The Portuguese Minister in charge of transport resigned overnight from Wednesday to Thursday, a new victim of the controversy over the compensation received on his departure from the management of the public airline company TAP by the Secretary of State for the Treasury, herself even forced the day before to leave the government.
“Given the way this case is perceived by the public”, Pedro Nuno Santos, Minister of Infrastructure, explained in “assuming political responsibility” in a press release.
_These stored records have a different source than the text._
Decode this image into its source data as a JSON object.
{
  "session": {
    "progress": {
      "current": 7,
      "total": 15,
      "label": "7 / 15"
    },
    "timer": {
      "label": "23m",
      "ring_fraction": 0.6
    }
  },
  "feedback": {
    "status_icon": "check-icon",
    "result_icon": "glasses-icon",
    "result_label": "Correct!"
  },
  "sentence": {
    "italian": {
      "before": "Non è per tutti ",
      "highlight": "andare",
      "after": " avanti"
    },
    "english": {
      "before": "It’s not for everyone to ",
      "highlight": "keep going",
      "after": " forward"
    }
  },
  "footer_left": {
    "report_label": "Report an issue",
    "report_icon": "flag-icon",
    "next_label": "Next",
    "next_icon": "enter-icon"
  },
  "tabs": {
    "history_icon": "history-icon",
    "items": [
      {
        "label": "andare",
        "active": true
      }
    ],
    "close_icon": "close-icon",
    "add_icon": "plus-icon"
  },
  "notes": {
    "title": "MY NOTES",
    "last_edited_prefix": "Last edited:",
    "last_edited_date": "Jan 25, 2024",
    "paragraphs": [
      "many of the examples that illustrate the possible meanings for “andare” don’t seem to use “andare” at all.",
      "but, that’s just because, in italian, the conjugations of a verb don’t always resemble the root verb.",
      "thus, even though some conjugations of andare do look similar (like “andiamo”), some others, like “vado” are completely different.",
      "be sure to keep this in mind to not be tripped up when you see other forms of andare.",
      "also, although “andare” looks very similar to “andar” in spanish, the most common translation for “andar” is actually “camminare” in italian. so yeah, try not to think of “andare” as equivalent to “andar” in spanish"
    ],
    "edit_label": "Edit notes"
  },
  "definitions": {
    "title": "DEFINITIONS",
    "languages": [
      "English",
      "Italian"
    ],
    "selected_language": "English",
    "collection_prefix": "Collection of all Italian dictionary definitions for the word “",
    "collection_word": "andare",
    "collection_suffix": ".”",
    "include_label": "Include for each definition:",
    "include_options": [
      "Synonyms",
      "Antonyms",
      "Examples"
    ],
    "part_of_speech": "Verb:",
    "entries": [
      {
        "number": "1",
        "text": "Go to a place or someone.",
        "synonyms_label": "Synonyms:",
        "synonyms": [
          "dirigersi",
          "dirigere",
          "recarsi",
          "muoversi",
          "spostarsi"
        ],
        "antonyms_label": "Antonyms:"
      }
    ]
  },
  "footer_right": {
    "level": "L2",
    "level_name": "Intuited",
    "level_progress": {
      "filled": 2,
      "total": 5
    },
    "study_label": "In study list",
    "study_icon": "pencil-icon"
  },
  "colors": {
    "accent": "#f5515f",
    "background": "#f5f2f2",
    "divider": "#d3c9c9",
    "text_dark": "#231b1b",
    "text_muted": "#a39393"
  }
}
He added that his Secretary of State Hugo Santos Mendes was also tendering his resignation.
The resignation of the minister, who had held government responsibilities for seven years, was immediately accepted by Socialist Prime Minister Antonio Costa.
The controversy around the “TAPgate”, as the newspaper Diario de Noticias calls it, continued to swell after the revelations about the amount of severance pay received by Alexandra Reis after leaving the board of directors in February. administration of TAP Air Portugal.
A few months later, she was appointed head of NAV, a public company responsible for air traffic control, before joining the government in early December as Secretary of State at the Ministry of Finance.
“Recruiting the manager who received half a million TAPs to NAV, without taking care to check the conditions of her departure, is more than negligence,” said the editorial in the daily Publico on Thursday.
Opposition parties have already called for a hearing in Parliament with TAP and government officials to clarify the terms of Ms Reis’s departure, as the airline undergoes a restructuring that has led to cuts in downsizing and wage cuts for many employees.
“In the future, we will have to learn from this. Anyone who accesses a public office is subject to a meticulous examination of their past” which has become more demanding, underlined the Head of State Marcelo Rebelo de Sousa.
Alexandra Reis and TAP rejected any illegality.
The Portuguese airline group, whose difficulties have increased with the Covid-19 pandemic, was urgently completely renationalised in 2020, in exchange for the application of a restructuring plan imposed by Brussels amounting to 3.2 billion euros ($4.6 billion).